I am the author of afmformats (used by PyJibe) and I was wondering whether it would make sense to incorporate the file-reader functionalities of pySPM in afmformats.

  1. I have previously only worked with force-distance data. Are the file formats you have used here plain image files or do they contain the raw force-distance trace data (i.e. cantilever deflection vs. piezo position)?
  2. What do you think about this? Does it even make sense?
  3. My initial thought was to just make pySPM a dependency of afmformats, but then I saw that pySPM depends on several other packages which I would like to avoid. I see that pySPM is licensed under the Apache 2.0 license which would be compatible with the MIT license (afmformats), as far as I know.
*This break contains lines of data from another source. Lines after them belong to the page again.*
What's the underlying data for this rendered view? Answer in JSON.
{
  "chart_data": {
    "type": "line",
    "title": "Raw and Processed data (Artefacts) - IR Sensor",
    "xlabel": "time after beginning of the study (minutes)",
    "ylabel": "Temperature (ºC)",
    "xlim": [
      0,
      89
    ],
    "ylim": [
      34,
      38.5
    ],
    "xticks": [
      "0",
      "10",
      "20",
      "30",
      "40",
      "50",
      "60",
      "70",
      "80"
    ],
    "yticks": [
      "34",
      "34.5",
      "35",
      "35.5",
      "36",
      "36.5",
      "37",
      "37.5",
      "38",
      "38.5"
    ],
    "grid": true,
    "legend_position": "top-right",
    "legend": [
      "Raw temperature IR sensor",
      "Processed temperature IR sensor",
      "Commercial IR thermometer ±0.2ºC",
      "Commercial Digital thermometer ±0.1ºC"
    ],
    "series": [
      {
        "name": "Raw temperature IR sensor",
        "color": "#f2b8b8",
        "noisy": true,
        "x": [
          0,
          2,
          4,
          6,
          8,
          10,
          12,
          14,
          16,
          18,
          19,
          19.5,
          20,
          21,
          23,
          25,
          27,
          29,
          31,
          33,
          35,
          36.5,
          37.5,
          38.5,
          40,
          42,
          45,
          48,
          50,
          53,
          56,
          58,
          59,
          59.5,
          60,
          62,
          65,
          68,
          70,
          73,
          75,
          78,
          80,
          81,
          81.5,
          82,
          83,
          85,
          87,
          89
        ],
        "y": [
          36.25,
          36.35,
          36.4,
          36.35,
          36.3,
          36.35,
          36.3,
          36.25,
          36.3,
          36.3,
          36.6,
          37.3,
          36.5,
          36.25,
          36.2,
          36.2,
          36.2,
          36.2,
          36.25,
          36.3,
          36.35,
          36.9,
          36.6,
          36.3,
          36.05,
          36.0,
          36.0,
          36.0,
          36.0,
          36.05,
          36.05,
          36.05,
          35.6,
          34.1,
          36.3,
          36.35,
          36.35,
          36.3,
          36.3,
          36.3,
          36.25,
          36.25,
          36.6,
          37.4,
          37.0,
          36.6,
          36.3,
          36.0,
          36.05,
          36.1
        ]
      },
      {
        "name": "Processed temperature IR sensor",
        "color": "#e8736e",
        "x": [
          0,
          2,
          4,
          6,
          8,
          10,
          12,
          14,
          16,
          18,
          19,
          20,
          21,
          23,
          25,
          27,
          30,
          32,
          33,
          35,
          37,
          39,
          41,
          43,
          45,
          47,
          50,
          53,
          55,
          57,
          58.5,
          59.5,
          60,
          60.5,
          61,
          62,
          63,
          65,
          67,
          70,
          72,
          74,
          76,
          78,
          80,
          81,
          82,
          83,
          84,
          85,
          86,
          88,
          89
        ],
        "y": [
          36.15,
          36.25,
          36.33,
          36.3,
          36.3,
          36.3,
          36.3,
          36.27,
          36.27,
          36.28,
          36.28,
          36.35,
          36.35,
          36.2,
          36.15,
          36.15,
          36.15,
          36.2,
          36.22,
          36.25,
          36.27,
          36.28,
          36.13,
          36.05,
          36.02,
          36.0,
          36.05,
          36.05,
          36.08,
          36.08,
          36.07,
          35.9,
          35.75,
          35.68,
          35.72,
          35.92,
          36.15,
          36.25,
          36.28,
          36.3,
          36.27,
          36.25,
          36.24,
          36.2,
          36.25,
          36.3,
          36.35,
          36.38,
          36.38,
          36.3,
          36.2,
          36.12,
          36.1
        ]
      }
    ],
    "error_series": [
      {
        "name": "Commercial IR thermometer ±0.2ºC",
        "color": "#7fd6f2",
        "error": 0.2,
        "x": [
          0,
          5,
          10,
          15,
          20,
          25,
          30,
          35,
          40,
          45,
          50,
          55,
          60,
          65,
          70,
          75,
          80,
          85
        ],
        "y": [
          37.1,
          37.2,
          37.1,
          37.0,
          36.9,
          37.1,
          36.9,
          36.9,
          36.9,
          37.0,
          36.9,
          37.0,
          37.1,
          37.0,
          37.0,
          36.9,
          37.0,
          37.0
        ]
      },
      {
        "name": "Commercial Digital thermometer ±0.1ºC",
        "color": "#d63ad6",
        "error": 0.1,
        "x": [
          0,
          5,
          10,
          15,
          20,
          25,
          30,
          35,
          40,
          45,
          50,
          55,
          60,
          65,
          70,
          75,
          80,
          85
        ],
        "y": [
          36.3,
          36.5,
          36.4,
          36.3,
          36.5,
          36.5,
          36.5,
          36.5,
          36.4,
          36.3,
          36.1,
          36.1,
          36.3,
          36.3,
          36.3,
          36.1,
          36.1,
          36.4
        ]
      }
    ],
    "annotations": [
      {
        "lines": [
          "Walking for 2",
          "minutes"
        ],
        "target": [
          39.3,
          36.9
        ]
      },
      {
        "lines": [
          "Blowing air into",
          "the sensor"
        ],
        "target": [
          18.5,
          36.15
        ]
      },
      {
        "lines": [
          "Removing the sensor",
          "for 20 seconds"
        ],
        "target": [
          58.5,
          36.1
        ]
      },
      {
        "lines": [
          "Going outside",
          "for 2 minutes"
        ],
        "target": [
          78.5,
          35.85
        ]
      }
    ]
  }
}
Cross-ref: https://github.com/AFM-analysis/afmformats/issues/18

scholi commented 2 years ago

Hi Paul, The data contained in the file will always depend on the experiment you perform. Usually they are 2D arrays or 1D arrays and not multidimentional array such as a force-distance per pixel. From what I see in your package afmformats you just get 1D force-distance curve. Is that correct?

Which new fileformat do you want to read? It makes no sense to implement new file format just to add more fileformat if you don't use them and cannot debug them properly.

paulmueller commented 2 years ago

Yes, afmformats supports 1D force-distance curves, but can handle quantitative map data (force curves aranged on a grid). I am currently just taking a look around to expand general data file format support.

I see your point. Thanks for your reply.

scholi commented 2 years ago

In anycase pySPM is under Apache license and you are free to use it as a dependency or to reuse any python script. Just keep the list of all contributing authors in the header.